The strongmen can't lift a drug scandal
Friday, August 20, 2004
ATHENS, Greece -- So many weightlifters are getting busted for drugs at the Olympics, you'd think they're gulping steroid shakes at the athletes' village -- under the table, of course.
They're a United Nations of dopesters, part of a group of 21 lifters caught this year from places as diverse as Morocco, Hungary, Moldova, India, Myanmar, Armenia, Turkey, Bulgaria, China, Russia, the Ukraine, Belarus, Turkmenistan, Iraq and Kazakhstan.
It's an equal opportunity scandal, though scandal may not apply in a sport where juicing up is the norm.
American lifters, happily absent from the list but also absent from the medal stand, are working a cynical strategy. As one coach close to the U.S. team put it, the idea is to stay clean and hope that everyone else tests positive. Tara Nott did just that in Sydney and moved up from silver to gold when Izabela Dragneva of Bulgaria flunked the drug test.
Seven lifters have been suspended at these Olympics halfway through the competition -- and those are only the ones stupid enough to get caught. They know they're going to get tested every time they turn around. Anyone with a tad higher IQ might have resorted to one of the many tricks athletes use to avoid detection.
Then again, it takes a certain amount of sophistication and cash to mask drugs completely from the men in white lab coats. It's easier for athletes from the Third World to acquire steroids than it is to hide them.

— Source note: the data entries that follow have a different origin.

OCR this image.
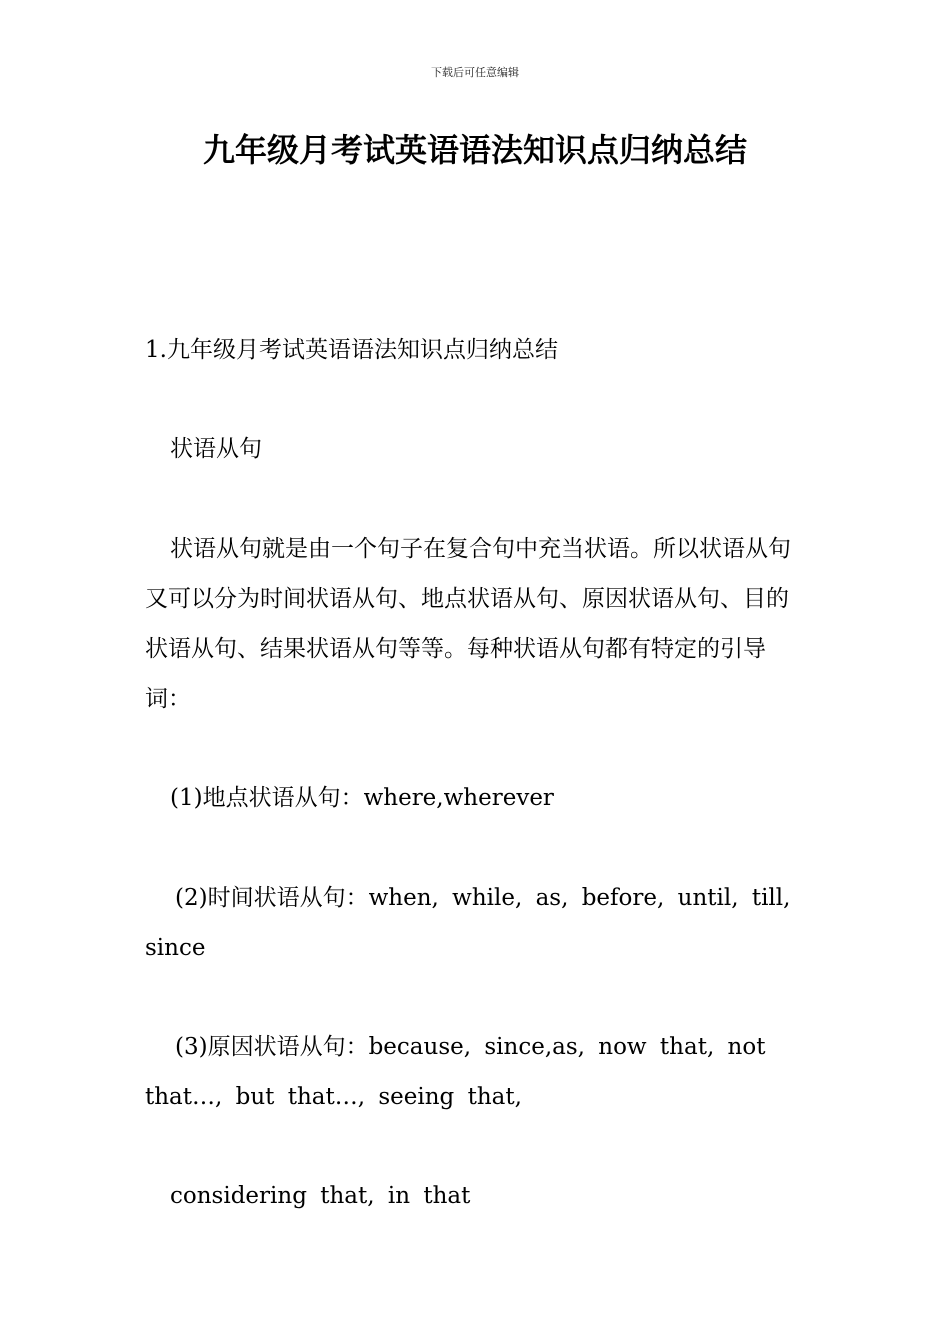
下载后可任意编辑
九年级月考试英语语法知识点归纳总结

1.九年级月考试英语语法知识点归纳总结

状语从句

状语从句就是由一个句子在复合句中充当状语。所以状语从句又可以分为时间状语从句、地点状语从句、原因状语从句、目的状语从句、结果状语从句等等。每种状语从句都有特定的引导词：

(1)地点状语从句：where,wherever

(2)时间状语从句：when, while, as, before, until, till, since

(3)原因状语从句：because, since,as, now that, not that…, but that…, seeing that,

considering that, in that
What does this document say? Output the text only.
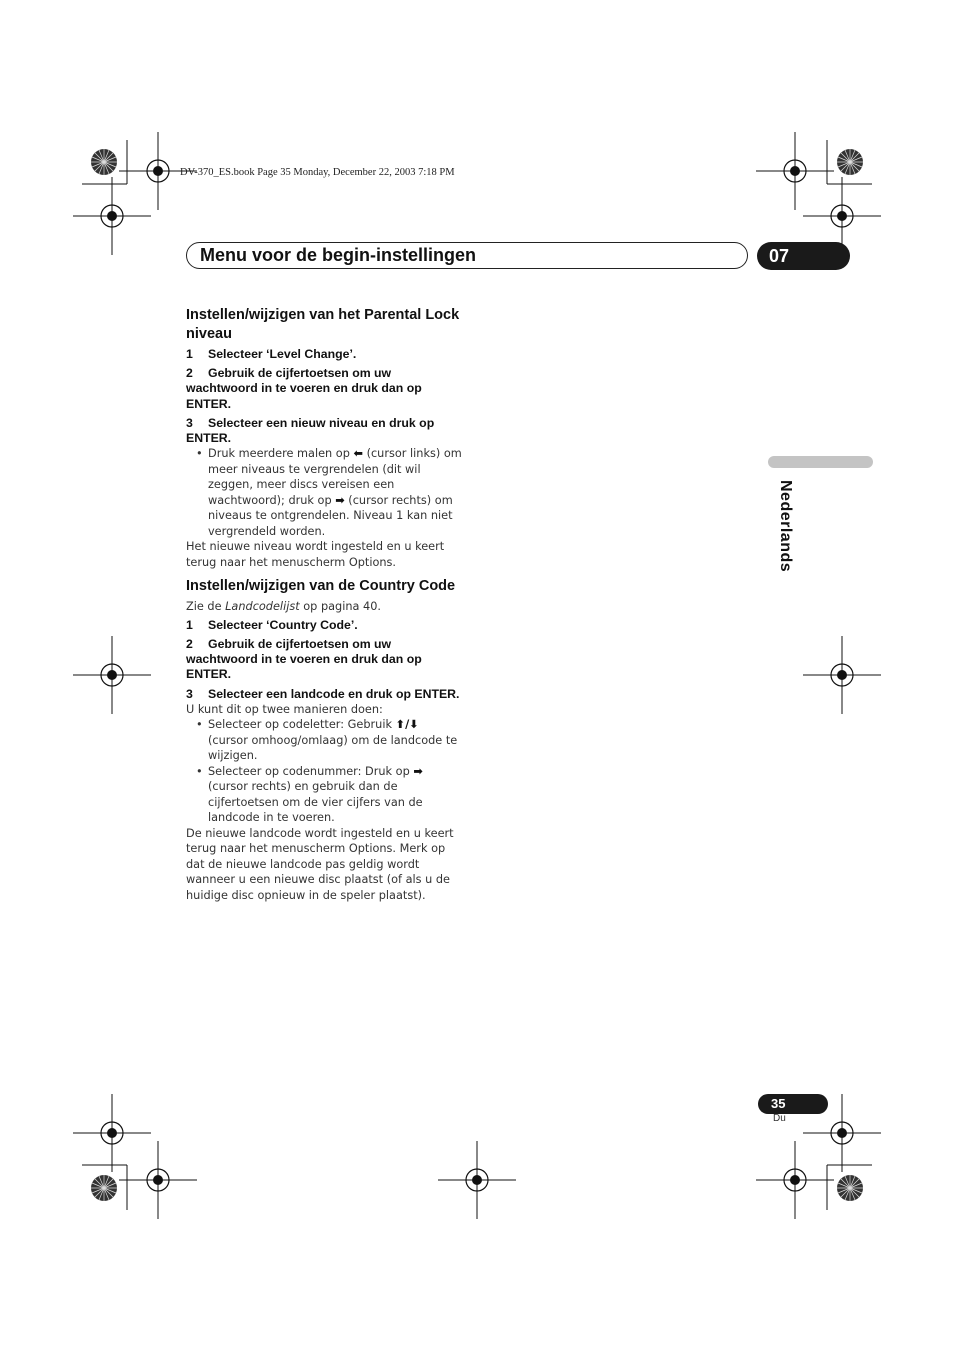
DV-370_ES.book Page 35 Monday, December 22, 2003 7:18 PM
Menu voor de begin-instellingen	07
Nederlands
Instellen/wijzigen van het Parental Lock niveau

1 Selecteer ‘Level Change’.

2 Gebruik de cijfertoetsen om uw wachtwoord in te voeren en druk dan op ENTER.

3 Selecteer een nieuw niveau en druk op ENTER.

• Druk meerdere malen op ⬅ (cursor links) om meer niveaus te vergrendelen (dit wil zeggen, meer discs vereisen een wachtwoord); druk op ➡ (cursor rechts) om niveaus te ontgrendelen. Niveau 1 kan niet vergrendeld worden.

Het nieuwe niveau wordt ingesteld en u keert terug naar het menuscherm Options.

Instellen/wijzigen van de Country Code

Zie de Landcodelijst op pagina 40.

1 Selecteer ‘Country Code’.

2 Gebruik de cijfertoetsen om uw wachtwoord in te voeren en druk dan op ENTER.

3 Selecteer een landcode en druk op ENTER.

U kunt dit op twee manieren doen:

• Selecteer op codeletter: Gebruik ⬆/⬇ (cursor omhoog/omlaag) om de landcode te wijzigen.
• Selecteer op codenummer: Druk op ➡ (cursor rechts) en gebruik dan de cijfertoetsen om de vier cijfers van de landcode in te voeren.

De nieuwe landcode wordt ingesteld en u keert terug naar het menuscherm Options. Merk op dat de nieuwe landcode pas geldig wordt wanneer u een nieuwe disc plaatst (of als u de huidige disc opnieuw in de speler plaatst).

35
Du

Tamas Ajan, president of the International Weightlifting Federation, looked truly pained, if hardly surprised, Thursday when he reported the latest names on the cheating list -- six for anabolic steroids to boost strength and one for a diuretic to drop weight. All, he said, had their credentials yanked, were sent packing from the village and will be barred from the next Olympics.
"We have some moment in our lives when we are smiling, laughing, enjoying life," Ajan said. "Unfortunately, many times we have some sad moments. One of my eyes is smiling because it is a very good competition. Seventy-nine countries are here. Weightlifting is a basic sport, an important (Olympic) sport since 1896. But my other eye is crying because of the positive tests."
Ajan is a short, stocky, 65-year-old Hungarian who resembles a lifter, rather than the national champion gymnast he once was. He wears a fixed frown and has deep furrows between his eyes. He looks like a worried man, and he has good reason to be.
His sport, the one he's written books about and the love of his professional life, is in jeopardy of getting tossed from the Olympics if it keeps churning out cheats.
Ajan sounded sincere, saying that as a member of the International Olympic Committee and the World Anti-Doping Agency board he is committed to clean sports even if it means the death of his own.
Between Jan. 1 and July 30, he said, the IWF conducted 1,000 drug tests. The federation ordered all lifters to be in Athens for tests six days before the Olympics, and all of the 260 competitors who qualified for the games were subjected to random out-of-competition testing.
"You might ask, 'Why are you doing these controls? You are digging your own grave,"' he said. "Yes, this is true. But I tell you we are doing everything against the drugs and we are going to continue the fight against the drugs because we are for fair play."
He seemed to be saying that the sport was damned if tested and found cheats and damned if it didn't. In truth, the future may not be so dire.
IOC president Jacques Rogge welcomed the latest busts, praising the weightlifting federation for fighting the good fight.
Ajan said his federation spends more than 30 percent of its annual budget fighting doping.
"I would be very happy if the other sports would do the same," he said.
The biggest problem, he said, are nefarious traveling coaches who work with lifters from various countries.
"Some of the coaches, and especially some coaches who are working abroad from a certain country, they wish to produce perfect, top competitors," he said. "And these coaches have to take the responsibility if the competitor tests positive.
"I talked to the Indian Olympic Committee many times, saying, 'Don't employ some foreign coaches because time to time Indians produce positive tests. You have to stop this in the future."'
Indian lifters employ coaches from Bulgaria, Russia and Belarus. Ajan didn't name which coaches are giving their lifters drugs or say where they're from, but he warned again that athletes should use coaches they can trust from their own country.
Weightlifting is among the simplest of sports, answering the age-old question: Who is stronger than anyone else?
Yet it also is the one where steroids offer the most obvious benefit. Everyone may not be cheating, but all the positive tests mean everyone is under suspicion.
The quick way, and the wrong way, to end the corruption is to chop weightlifting out of the Olympics. That merely punishes those who compete cleanly and robs the games of defining the world's strongest men and women.
The right way to go is the way Ajan has chosen -- test and test some more until the cheating stops.
Steve Wilstein is a national sports columnist for The Associated Press.